1.1. Name, Tätigkeiten und Positionen

Hans Ulrich Krafft

Patrizier; adlig; Kaufmann, ulmischer Pfleger v. Geislingen; luth.; verh.

1.2. Geburts- und Todesjahr und -ort

* 25. 03. 1550 Ulm

† 21. 02. 1621 Ulm

1.3. Herkunft, Lebensbeschreibung, Konfession

aus Ulmer Patrizierfamilie, 1552 Adelsbestätigung; Vater Johann Ratsmitglied, Bürgermeister und Ratsälterer, Mutter Magdalena Krafft v. Dellmensingen; Vater sorgte f. seine Ausbildung im Schreiben, Lesen und Rechnen und bestimmte ihn zum Kaufmann; 1562 als Kopist zu Hieronymus Imhoff (einem Verwandten) nach Augsburg in Dienst gegeben, ab 1564 ebd.
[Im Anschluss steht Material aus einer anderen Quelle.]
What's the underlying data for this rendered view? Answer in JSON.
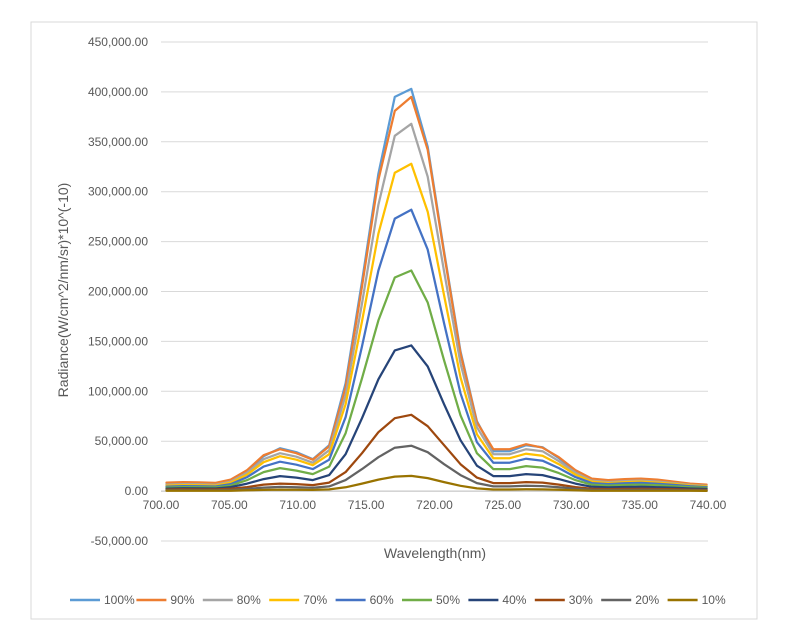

Kassierer mit Gehalt; 1565-67 Schreiber, Buchhalter und Gesellschafter in Lyon zum Zweck des Französischlernens; 1568-74 wieder bei Imhoff, der ihn 1569-72 in Florenz arbeiten ließ, wo er It. lernte; ab 1573 bei der Firma Manlich & Co. in Augsburg, die ihn noch im gleichen Jahr als Handelsvertreter in den Nahen Osten schickte (Tripolis, Aleppo); 1574 Bankrott der Firma, zusammen mit zwei Mitangestellten Schuldhaft Kraffts in Tripolis Aug. 1574-Aug. 1577 − HUK kam als einziger aus der Schuldhaft frei, nach drei Jahren, dann Überfahrt nach Marseille; Geschäftsreisen in Südfrankreich und Italien; 1580 Rückkehr in schwäbische Heimat; 1582-85 Buchhalter bei einem Troppauer Großkaufmann Richter, währenddessen Reisen nach Polen, Ungarn, Schlesien, Böhmen, Mähren; lehnte Dolmetscherstelle am Savoyischen Hof aus rel. Gründen ab; Okt. 1587 Heirat gemäß dem Rat seiner Familie mit Susanna Schermar (1557?-nach 1616), Nov. ulmischer Pfleger in Geislingen; acht Töchter und vier Söhne, davon starben zwei Söhne und zwei Töchter früh; 1619 aus Altersgründen Rücktritt v. der Pflege, trat sein Amt an seinen Sohn ab und zog sich nach Ulm zurück; erweiterte seine aus dem Orient mitgebrachten Kunst- und Raritätensammlungen in Geislingen

1.4. Literatur zur Person

ADB 17 (1883) 11-13 (Heyd); NDB 12 (1980) 647f. (Klaus Schubring); Schubring Übers. (s.u. 2.4.) 10-24

2.1. Quelle: benutzte Edition

K[onrad] D[ieterich] Haßler (Hg.), Reisen und Gefangenschaft Hans Ulrich Kraffts. (= Bibliothek des Literarischen Vereins Stuttgart 61). Stuttgart 1861

2.2. Beschreibung der Edition, Bemerkungen

vollst., orthogr. getreu, Interpunktion normalisiert; keine inhaltl. oder textkrit. Anmerkungen; einige arab., pers. und türk. Wörter erklärt; Seitenwechsel nicht angezeigt; grobe Beschreibung der Hs.; keine Angabe des Aufbewahrungsortes

2.3. Literatur zur Quelle bzw. Edition

Schubring Übers. (s.u. 2.4.) 22f.; Anette Völker-Rasor, Bilderpaare − Paarbilder. Die Ehe in Autobiographien des 16. Jahrhunderts. (= Rombach Wissenschaft. Reihe Historiae 2). Freiburg 1993; Jancke (2002) 93. 97 (Patronage). 180f. (Sprachkenntnisse)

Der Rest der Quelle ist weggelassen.